There are numerous types of pattern that can be used to build classifiers. Three of these are frequent, common and contrast patterns.

Mining patterns in graph dataset which fulfill given conditions is a much more challenging task than mining patterns in decision tables (relational databases). The most computationally complex tasks are subgraph isomorphism (determining if one smaller graph is included in other larger graph) and isomorphism (testing whether any two graphs are isomorphic (really the same). The former is proved to be NP-complete while the complexity of the latter one is still not known. All the algorithms for solving the isomorphism problem present in the literature have an exponential time complexity in the worst case, but the existence of a polynomial solution has not yet been disproved. A universal exhaustive algorithm for both of these problems was proposed by Ullman (1976). It operates on the matrix representation of graphs and tries to find a proper permutation of nodes. The search space can be greatly reduced by using nodes invariants and iterative partitioning. Moreover multiple graph isomorphism problem (for a set of graphs determine which of them are isomorphic) can be efficiently solved with canonical labelling (Fortin, 1996). Canonical label is a unique representation (code) of a graph such that two isomorphic graphs have the same canonical label.

Another important issue is generating all non-isomorphic subgraphs of a given graph. The algorithm for generating DFS (Depth First Search) code can used to enumerate all subgraphs and reduce the number of required isomorphism checking. What is more it can be improved by introducing canonical labelling.

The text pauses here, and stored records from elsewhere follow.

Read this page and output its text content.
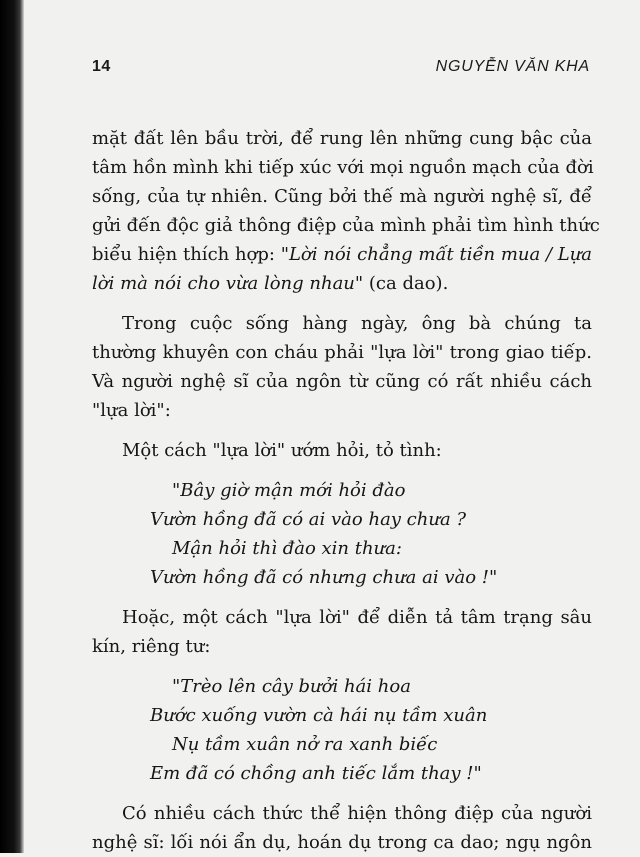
14	NGUYỄN VĂN KHA
mặt đất lên bầu trời, để rung lên những cung bậc của
tâm hồn mình khi tiếp xúc với mọi nguồn mạch của đời
sống, của tự nhiên. Cũng bởi thế mà người nghệ sĩ, để
gửi đến độc giả thông điệp của mình phải tìm hình thức
biểu hiện thích hợp: "Lời nói chẳng mất tiền mua / Lựa
lời mà nói cho vừa lòng nhau" (ca dao).
Trong cuộc sống hàng ngày, ông bà chúng ta
thường khuyên con cháu phải "lựa lời" trong giao tiếp.
Và người nghệ sĩ của ngôn từ cũng có rất nhiều cách
"lựa lời":
Một cách "lựa lời" ướm hỏi, tỏ tình:
"Bây giờ mận mới hỏi đào
Vườn hồng đã có ai vào hay chưa ?
Mận hỏi thì đào xin thưa:
Vườn hồng đã có nhưng chưa ai vào !"
Hoặc, một cách "lựa lời" để diễn tả tâm trạng sâu
kín, riêng tư:
"Trèo lên cây bưởi hái hoa
Bước xuống vườn cà hái nụ tầm xuân
Nụ tầm xuân nở ra xanh biếc
Em đã có chồng anh tiếc lắm thay !"
Có nhiều cách thức thể hiện thông điệp của người
nghệ sĩ: lối nói ẩn dụ, hoán dụ trong ca dao; ngụ ngôn
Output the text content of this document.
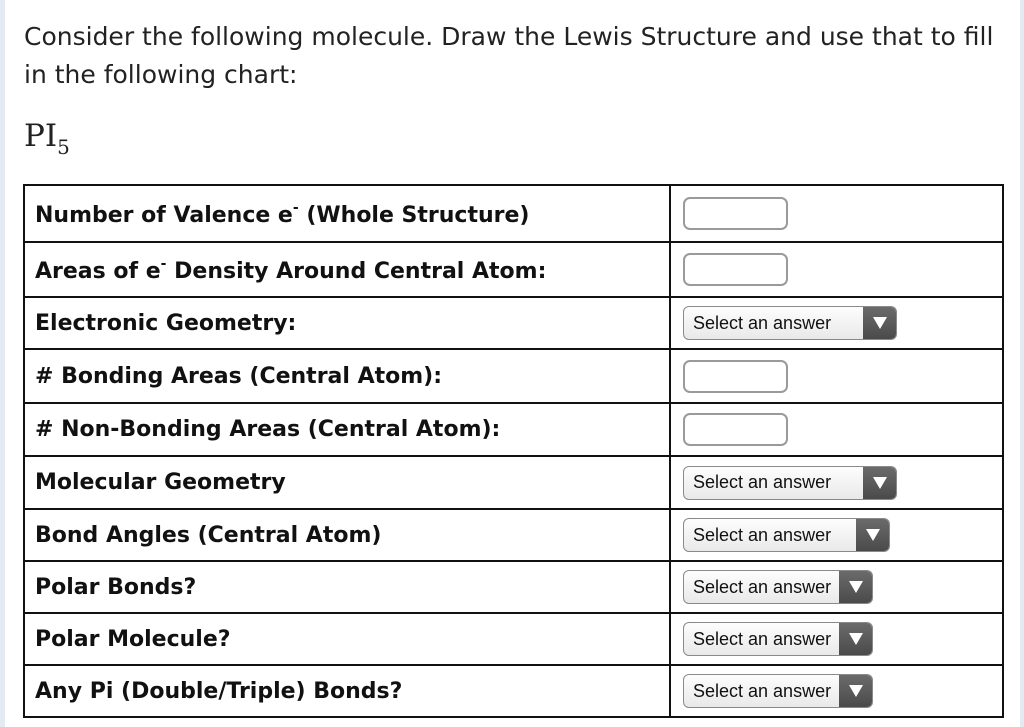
Consider the following molecule. Draw the Lewis Structure and use that to fill
in the following chart:
$PI_5$
Number of Valence e- (Whole Structure)	

Areas of e- Density Around Central Atom:	

Electronic Geometry:	Select an answer

# Bonding Areas (Central Atom):	

# Non-Bonding Areas (Central Atom):	

Molecular Geometry	Select an answer

Bond Angles (Central Atom)	Select an answer

Polar Bonds?	Select an answer

Polar Molecule?	Select an answer

Any Pi (Double/Triple) Bonds?	Select an answer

Contrast patterns are substructures that appear in one class of objects and do not appear in other classes whereas common patterns appear in more than one class of objects. In data mining, patterns which uniquely identify certain class of objects are called jumping emerging patterns (JEP). Patterns common for different classes are called emerging patterns (EP). Concepts of jumping emerging patterns and emerging patterns have been deeply researched as a tool for classification purposes in databases (Kotagiri, & Bailey, 2003). They are reported to provide high classification accuracy results. Frequent pattern is a pattern which appears in samples of a given dataset more frequently than specified threshold. Agarwal and Srikant proposed an efficient algorithm for mining frequent itemsets in the transaction database called Apriori.